Pendant deux jours ce fut l 'animation des grands jours sur la
base de Guarello : représentants du ministère des
Biens Nationaux, de la Commission du Bicentenaire (préparant
les festivités commémorant l'indépendance
du Chili), de la télévision et de la presse, ainsi
qu'un archéologue et un ethnologue, côtoyaient les
responsables de la base de Guarello.

Alfredo,
l'archéologue de Punta Arenas, s'étonne de la grande
variété des ossements animaux qui jonchent le sol
de la grotte et ses amas coquilliers.
Le temps, grand seigneur, s'est maintenu au beau (du moins sans
pluie) durant ces deux jours de relations publiques, à
tel point que les invités ont dû se demander à
quoi tenait la mauvaise réputation du climat local. Deux
excursions furent organisées pour les hôtes, l'une
pour admirer les peintures et dessins de la grotte du Pacifique,
l'autre dans le seno Nord.
Au
soir, les « juillettistes » fêtent leur départ..
Mercredi
8 février

L'équipe
de l'expédition Ultima Patagonia 2006, les partenaires
et sponsors, ainsi que l'encadrement et une partie du personnel
de la base minière de Guarello posent devant la plaque...
Nous
assistons à 11 heures à une étonnante cérémonie
: l'inauguration d'une plaque commémorative en l'honneur
des expéditions 2000 et 2006 de Centre Terre, avec les
noms de tous les participants de 2006 ayant contribué à
la connaissance du patrimoine naturel de Madre de Dios.
Discours,
hissé des couleurs, photos, apéritif: rien ne manque
à la fête.
Voir
son nom sur cette plaque, qui va rester dans ce coin perdu de
Patagonie, a quelque chose de surréaliste !
15
heures : les officiels et les « juillettistes » se
rembarquent pour Puerto Natalès : au revoir David, Laurent,
Luc, Nicolas, Richard, Stéphane, Sylvain, Thibault, Tristan
! Les partants semblent aussi heureux que les arrivants.
La
plaque commémorative de l'expédition. Cliquez ici
pour voir le détail...
Jeudi
9 février
Le
train-train de l'expédition reprend, mais Marta est malade.
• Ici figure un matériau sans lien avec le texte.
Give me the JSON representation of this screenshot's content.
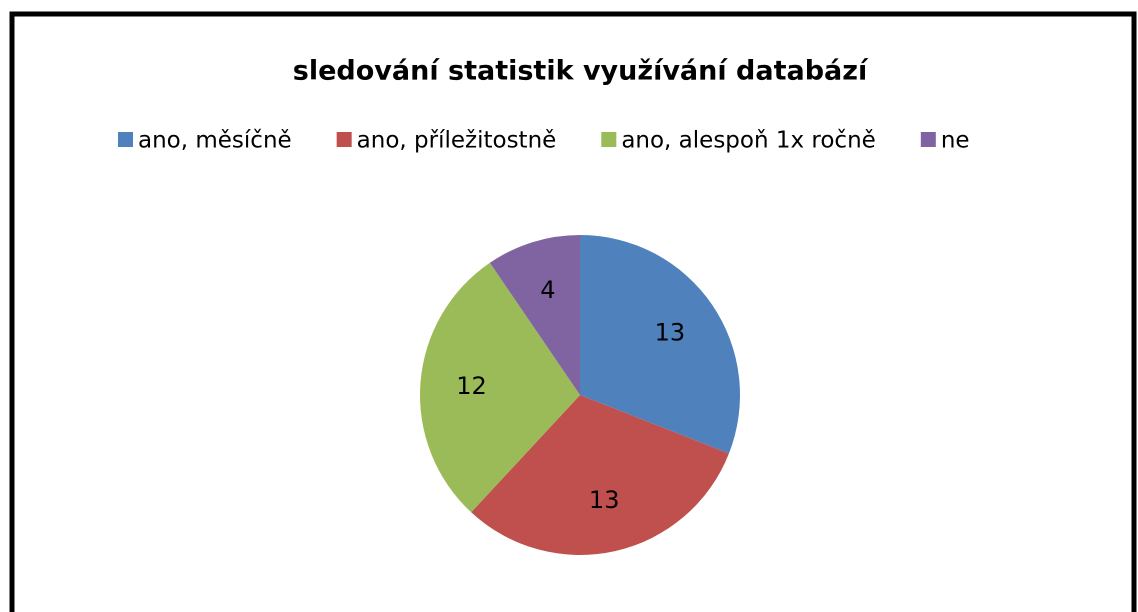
{
  "chart_data": {
    "type": "pie",
    "title": "sledování statistik využívání databází",
    "categories": [
      "ano, měsíčně",
      "ano, příležitostně",
      "ano, alespoň 1x ročně",
      "ne"
    ],
    "values": [
      13,
      13,
      12,
      4
    ],
    "colors": [
      "#4f81bd",
      "#c0504d",
      "#9bbb59",
      "#8064a2"
    ],
    "legend": "top"
  }
}
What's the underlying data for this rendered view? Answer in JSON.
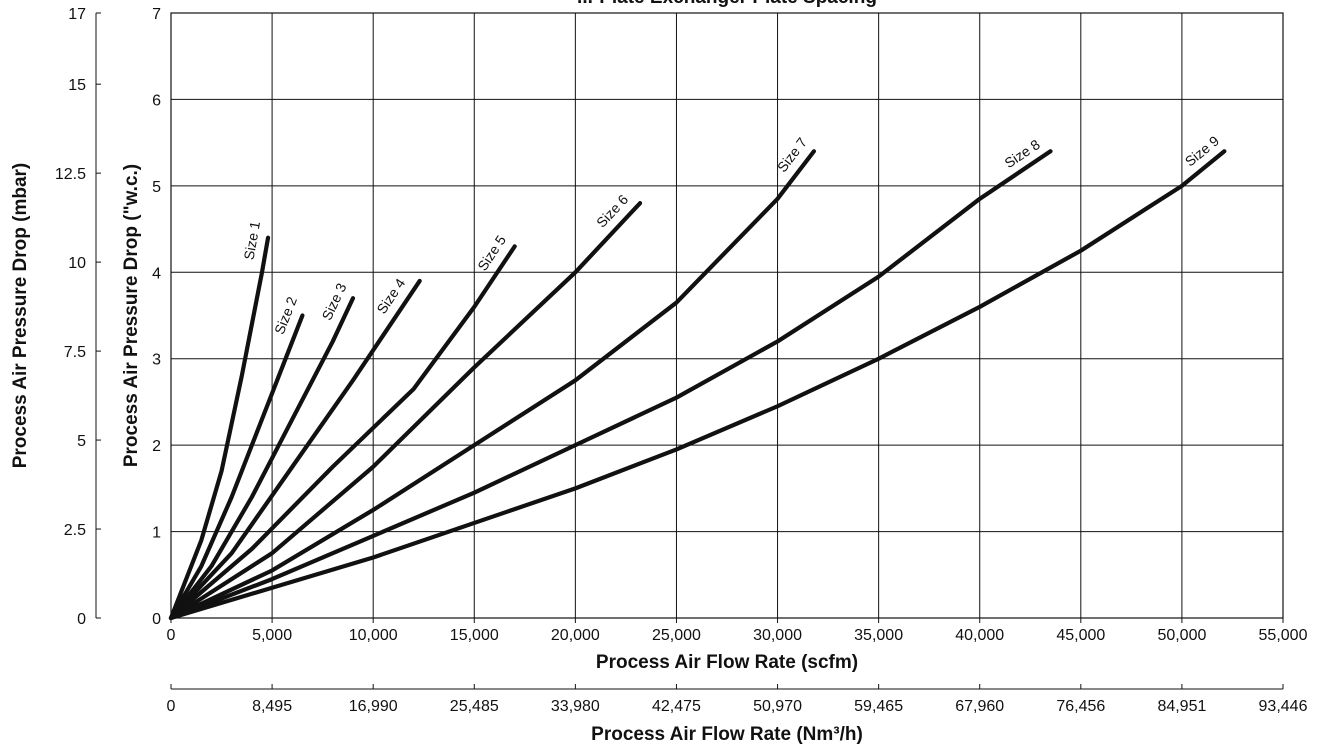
{
  "chart_data": {
    "type": "line",
    "title": "...-Plate Exchanger Plate Spacing",
    "xlabel": "Process Air Flow Rate (scfm)",
    "xlabel_secondary": "Process Air Flow Rate (Nm³/h)",
    "ylabel": "Process Air Pressure Drop (\"w.c.)",
    "ylabel_secondary": "Process Air Pressure Drop (mbar)",
    "xlim": [
      0,
      55000
    ],
    "ylim": [
      0,
      7
    ],
    "ylim_secondary": [
      0,
      17
    ],
    "grid": true,
    "x_ticks": [
      "0",
      "5,000",
      "10,000",
      "15,000",
      "20,000",
      "25,000",
      "30,000",
      "35,000",
      "40,000",
      "45,000",
      "50,000",
      "55,000"
    ],
    "x_secondary_ticks": [
      "0",
      "8,495",
      "16,990",
      "25,485",
      "33,980",
      "42,475",
      "50,970",
      "59,465",
      "67,960",
      "76,456",
      "84,951",
      "93,446"
    ],
    "y_ticks": [
      "0",
      "1",
      "2",
      "3",
      "4",
      "5",
      "6",
      "7"
    ],
    "y_secondary_ticks": [
      {
        "label": "0",
        "value": 0
      },
      {
        "label": "2.5",
        "value": 2.5
      },
      {
        "label": "5",
        "value": 5
      },
      {
        "label": "7.5",
        "value": 7.5
      },
      {
        "label": "10",
        "value": 10
      },
      {
        "label": "12.5",
        "value": 12.5
      },
      {
        "label": "15",
        "value": 15
      },
      {
        "label": "17",
        "value": 17
      }
    ],
    "series": [
      {
        "name": "Size 1",
        "x": [
          0,
          1500,
          2500,
          3500,
          4500,
          4800
        ],
        "y": [
          0,
          0.9,
          1.7,
          2.8,
          4.0,
          4.4
        ]
      },
      {
        "name": "Size 2",
        "x": [
          0,
          1500,
          3000,
          4500,
          6000,
          6500
        ],
        "y": [
          0,
          0.6,
          1.4,
          2.3,
          3.2,
          3.5
        ]
      },
      {
        "name": "Size 3",
        "x": [
          0,
          2000,
          4000,
          6000,
          8000,
          9000
        ],
        "y": [
          0,
          0.6,
          1.4,
          2.3,
          3.2,
          3.7
        ]
      },
      {
        "name": "Size 4",
        "x": [
          0,
          3000,
          6000,
          9000,
          12300
        ],
        "y": [
          0,
          0.75,
          1.75,
          2.75,
          3.9
        ]
      },
      {
        "name": "Size 5",
        "x": [
          0,
          4000,
          8000,
          12000,
          15000,
          17000
        ],
        "y": [
          0,
          0.8,
          1.75,
          2.65,
          3.6,
          4.3
        ]
      },
      {
        "name": "Size 6",
        "x": [
          0,
          5000,
          10000,
          15000,
          20000,
          23200
        ],
        "y": [
          0,
          0.75,
          1.75,
          2.9,
          4.0,
          4.8
        ]
      },
      {
        "name": "Size 7",
        "x": [
          0,
          5000,
          10000,
          15000,
          20000,
          25000,
          30000,
          31800
        ],
        "y": [
          0,
          0.55,
          1.25,
          2.0,
          2.75,
          3.65,
          4.85,
          5.4
        ]
      },
      {
        "name": "Size 8",
        "x": [
          0,
          5000,
          10000,
          15000,
          20000,
          25000,
          30000,
          35000,
          40000,
          43500
        ],
        "y": [
          0,
          0.45,
          0.95,
          1.45,
          2.0,
          2.55,
          3.2,
          3.95,
          4.85,
          5.4
        ]
      },
      {
        "name": "Size 9",
        "x": [
          0,
          5000,
          10000,
          15000,
          20000,
          25000,
          30000,
          35000,
          40000,
          45000,
          50000,
          52100
        ],
        "y": [
          0,
          0.35,
          0.7,
          1.1,
          1.5,
          1.95,
          2.45,
          3.0,
          3.6,
          4.25,
          5.0,
          5.4
        ]
      }
    ]
  }
}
C'est l'effet retard d'un mal de mer médicamenté
qui entraîne des effets pervers à contretemps.
Il
pleut sérieusement. Judi, Franck et Pierre-Eric partent
repérer des siphons dans le seno Soplador.

Le
camp 400 Sud en pleine installation.
Alan,
Alfredo, Buldo, Marcello, Nathalie, Stéphane rejoignent
le camp 400 pour trois jours, pour continuer les cavités
du secteur, en particulier le gouffre de la Passoire.
Guillaume
et Jean-Philippe montent sur le Roberto poursuivre la perte
du Sablier jusqu'à -50m et lèvent la topo.
Dans
le même secteur, Pierre et Serge partent prospecter les
pertes au contact grès-calcaire. Ils découvrent
le puits du GPS volant (dont la position exacte
ne sera précisée que plus tard, après descente
du premier puits.) et le gouffre de la Détente,
au moment où le temps se remet au beau pour la soirée.
Benjamin,
Gregory, Georges, Jo, partis vers la grotte du Finistère
se heurtent le matin avec leur petit zodiac à la houle
du Pacifique au sud de Guarello, alors que le vent forcit, que
la pluie redouble et que les embruns partent à l'horizontale.
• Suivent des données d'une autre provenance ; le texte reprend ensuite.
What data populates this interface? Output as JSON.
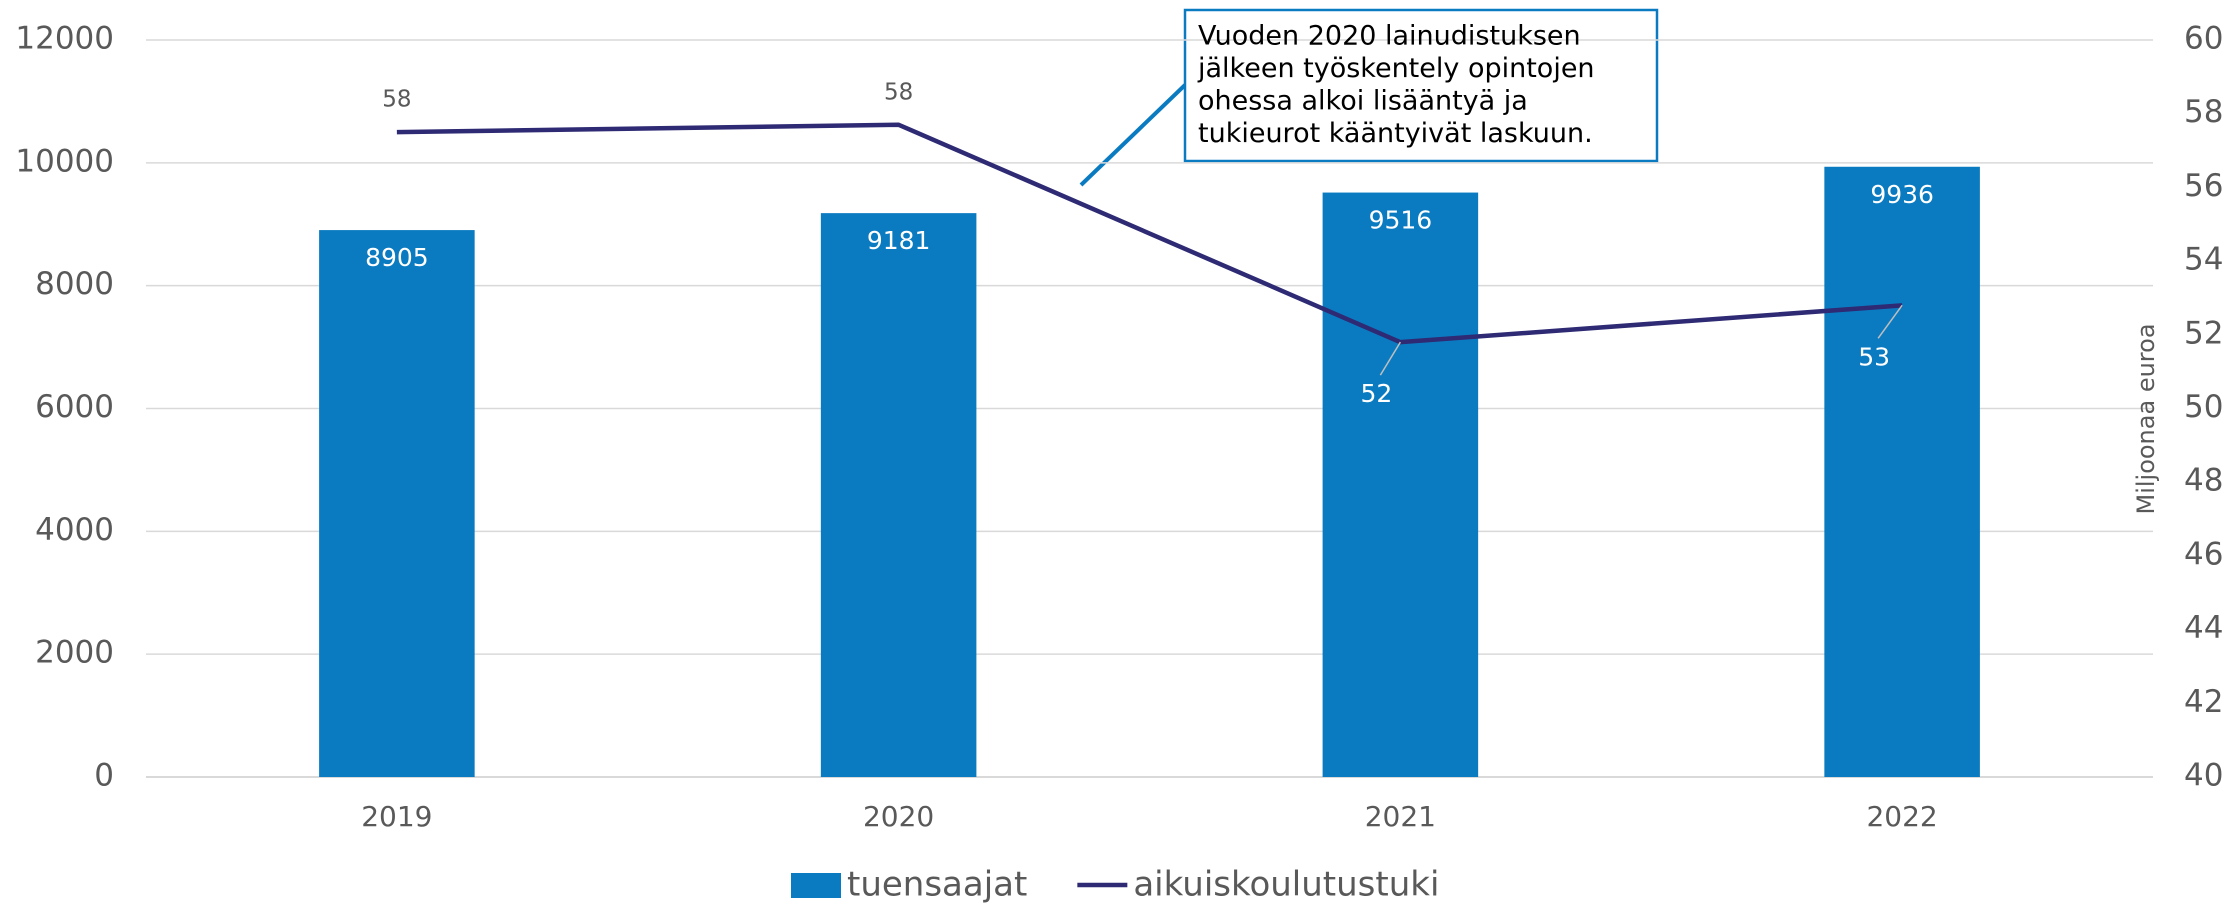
{
  "chart_data": {
    "type": "bar",
    "categories": [
      "2019",
      "2020",
      "2021",
      "2022"
    ],
    "series": [
      {
        "name": "tuensaajat",
        "type": "bar",
        "color": "#0b7bc1",
        "values": [
          8905,
          9181,
          9516,
          9936
        ]
      },
      {
        "name": "aikuiskoulutustuki",
        "type": "line",
        "axis": "y2",
        "color": "#2e2a73",
        "values": [
          57.5,
          57.7,
          51.8,
          52.8
        ],
        "value_labels": [
          "58",
          "58",
          "52",
          "53"
        ]
      }
    ],
    "ylim": [
      0,
      12000
    ],
    "yticks": [
      0,
      2000,
      4000,
      6000,
      8000,
      10000,
      12000
    ],
    "y2lim": [
      40,
      60
    ],
    "y2ticks": [
      40,
      42,
      44,
      46,
      48,
      50,
      52,
      54,
      56,
      58,
      60
    ],
    "y2label": "Miljoonaa euroa",
    "annotation": [
      "Vuoden 2020 lainudistuksen",
      "jälkeen työskentely opintojen",
      "ohessa alkoi lisääntyä ja",
      "tukieurot kääntyivät laskuun."
    ],
    "grid": true,
    "legend": "bottom"
  }
}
Il faut faire demi-tour, ce sont les joies du climat patagon !
Vendredi
10
Beau
temps le matin finissant en pluie le soir. L'équipe de
la grotte du Finistère réalise
la topographie ratée de la veille (développement
300 m, dénivelée 60 m), Benjamin y observe des dépôts
glaciaires et de jolies stalactites en lames orientées
par le courant d'air.

Pierre-Eric
plonge dans la perte de Kawtcho.
Pierre-Eric
et Franck topographient et plongent la perte du Vent
dans le seno Soplador. L'eau est d'une belle couleur thé
due aux tourbières qui dominent la perte. 200 m de galeries
conduisent à un premier siphon de 7 mètres suivi
d'un puits noyé descendu jusqu'à -30. Ils reviendront.
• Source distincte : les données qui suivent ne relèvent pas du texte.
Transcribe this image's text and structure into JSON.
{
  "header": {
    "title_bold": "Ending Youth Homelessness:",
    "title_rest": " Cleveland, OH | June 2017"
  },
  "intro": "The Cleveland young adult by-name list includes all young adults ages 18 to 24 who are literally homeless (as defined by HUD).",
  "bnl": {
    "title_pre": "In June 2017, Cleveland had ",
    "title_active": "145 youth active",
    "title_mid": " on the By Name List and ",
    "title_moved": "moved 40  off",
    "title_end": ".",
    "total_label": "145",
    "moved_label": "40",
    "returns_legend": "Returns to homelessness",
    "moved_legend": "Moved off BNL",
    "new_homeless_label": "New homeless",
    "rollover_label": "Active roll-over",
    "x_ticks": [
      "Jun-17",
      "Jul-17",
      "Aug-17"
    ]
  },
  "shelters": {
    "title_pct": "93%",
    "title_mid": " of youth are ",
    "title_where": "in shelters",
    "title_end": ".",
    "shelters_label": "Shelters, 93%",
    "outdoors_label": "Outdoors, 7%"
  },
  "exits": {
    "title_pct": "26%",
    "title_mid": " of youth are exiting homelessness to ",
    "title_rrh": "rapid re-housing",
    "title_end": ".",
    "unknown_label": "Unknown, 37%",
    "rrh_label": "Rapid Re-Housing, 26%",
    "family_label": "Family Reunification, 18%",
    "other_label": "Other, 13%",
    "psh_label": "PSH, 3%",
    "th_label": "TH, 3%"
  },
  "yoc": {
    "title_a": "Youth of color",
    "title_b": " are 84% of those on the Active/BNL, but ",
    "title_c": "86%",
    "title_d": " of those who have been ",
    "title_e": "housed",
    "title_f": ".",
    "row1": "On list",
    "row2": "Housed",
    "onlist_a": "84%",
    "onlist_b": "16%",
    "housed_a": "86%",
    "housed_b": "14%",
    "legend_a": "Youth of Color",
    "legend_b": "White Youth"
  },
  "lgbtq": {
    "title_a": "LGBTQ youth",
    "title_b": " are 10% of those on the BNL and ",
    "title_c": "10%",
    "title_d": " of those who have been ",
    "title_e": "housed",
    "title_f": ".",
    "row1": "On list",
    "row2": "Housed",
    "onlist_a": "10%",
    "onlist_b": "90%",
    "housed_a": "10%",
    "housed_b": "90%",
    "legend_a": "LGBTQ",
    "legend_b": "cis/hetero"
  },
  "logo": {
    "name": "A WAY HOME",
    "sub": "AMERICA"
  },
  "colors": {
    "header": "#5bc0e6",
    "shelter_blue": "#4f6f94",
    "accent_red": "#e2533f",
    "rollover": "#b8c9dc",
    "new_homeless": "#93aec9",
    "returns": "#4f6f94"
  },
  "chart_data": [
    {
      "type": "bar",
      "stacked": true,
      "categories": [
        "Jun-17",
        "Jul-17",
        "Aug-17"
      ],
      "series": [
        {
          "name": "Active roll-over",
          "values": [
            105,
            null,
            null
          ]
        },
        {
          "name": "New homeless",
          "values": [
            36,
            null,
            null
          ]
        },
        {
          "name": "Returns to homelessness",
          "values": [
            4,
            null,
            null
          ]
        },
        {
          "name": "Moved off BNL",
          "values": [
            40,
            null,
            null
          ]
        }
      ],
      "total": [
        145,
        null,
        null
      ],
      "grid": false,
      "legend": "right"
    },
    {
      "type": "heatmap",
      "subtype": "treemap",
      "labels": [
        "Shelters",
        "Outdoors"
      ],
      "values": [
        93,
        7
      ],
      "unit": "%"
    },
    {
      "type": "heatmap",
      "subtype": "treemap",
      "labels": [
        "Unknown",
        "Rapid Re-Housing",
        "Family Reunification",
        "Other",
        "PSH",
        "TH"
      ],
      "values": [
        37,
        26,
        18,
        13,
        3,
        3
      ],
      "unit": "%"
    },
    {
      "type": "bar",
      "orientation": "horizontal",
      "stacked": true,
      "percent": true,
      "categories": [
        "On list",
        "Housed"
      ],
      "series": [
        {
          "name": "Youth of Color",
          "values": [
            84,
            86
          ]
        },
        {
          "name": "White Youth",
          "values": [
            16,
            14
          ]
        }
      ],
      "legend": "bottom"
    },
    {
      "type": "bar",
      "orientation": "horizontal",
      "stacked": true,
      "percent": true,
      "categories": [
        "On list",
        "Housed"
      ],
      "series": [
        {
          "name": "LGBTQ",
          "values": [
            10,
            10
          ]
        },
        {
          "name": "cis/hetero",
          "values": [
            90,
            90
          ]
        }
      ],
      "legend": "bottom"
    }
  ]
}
L'équipe Roberto renforcée de Grégory et
Judi prolongent la Détente jusqu'à
-100 et le Sablier jusqu'à -150, arrêt
sur rien dans les deux gouffres. Il faudra faire attention aux
crues, l'équipement est soigné en conséquence.
Le
plancher d'un zodiac montre des signes de faiblesse. Il faudra
le sortir de l'eau : une expé n'est pas formée que
de belles premières, c'est aussi beaucoup de temps passé
à des mises au point, réparations, classements de
documents et de photos, rédaction de rapports, qui prolongent
ou préparent les activités de terrain.
Samedi
11
Photo
: escalade de la cascade sur la falaise de la grotte du Finistère.
Le
mauvais temps n'arrête pas Enrique, Gregory, Pierre-Eric
et Serge qui s' attaquent, en partant avec un zodiac plus puissant
vers la grotte du Finistère, à
une escalade de 30 mètres en falaise qui jouxte l'entrée
du réseau.
En
fait, la cascade est bien plus haute que prévu et il faudra
revenir.
Sur la base, on met les topos au propre avec fébrilité.
Au
soir, retour de l'équipe du camp 400.
Ils
ont terminé le gouffre de la Passoire
sur étroiture vers la cote -180 m, et repéré
d'autres entrées qui vont demander sûrement le déplacement
du camp.
Dimanche
12
Tout
le monde est à la base et programme la suite des opérations,
qui privilégie les camps de plusieurs jours, plus efficaces
que les sorties à la journée.
Ce
soir, Franck, Greg et Serge partent normalement vers le seno Nord
puis le seno Barros Luco si la météo
le permet. Il faut assurer là-bas une veille constante
pour guetter la bonne fenêtre météo, indispensable
pour reconnaître le fond du seno, qui est situé face
au Pacifique. Il s'agit d'explorer, trouver les résurgences
et éventuellement découvrir des sites Alakaluf pour
préparer la prochaine expédition. Dans trois jours,
si la météo n'a pas voulu sourire, une autre équipe
les relèvera.
Lundi
13
Dans
le secteur du Roberto, La poursuite de la Détente
et du Sablier demandent l'installation d'un camp.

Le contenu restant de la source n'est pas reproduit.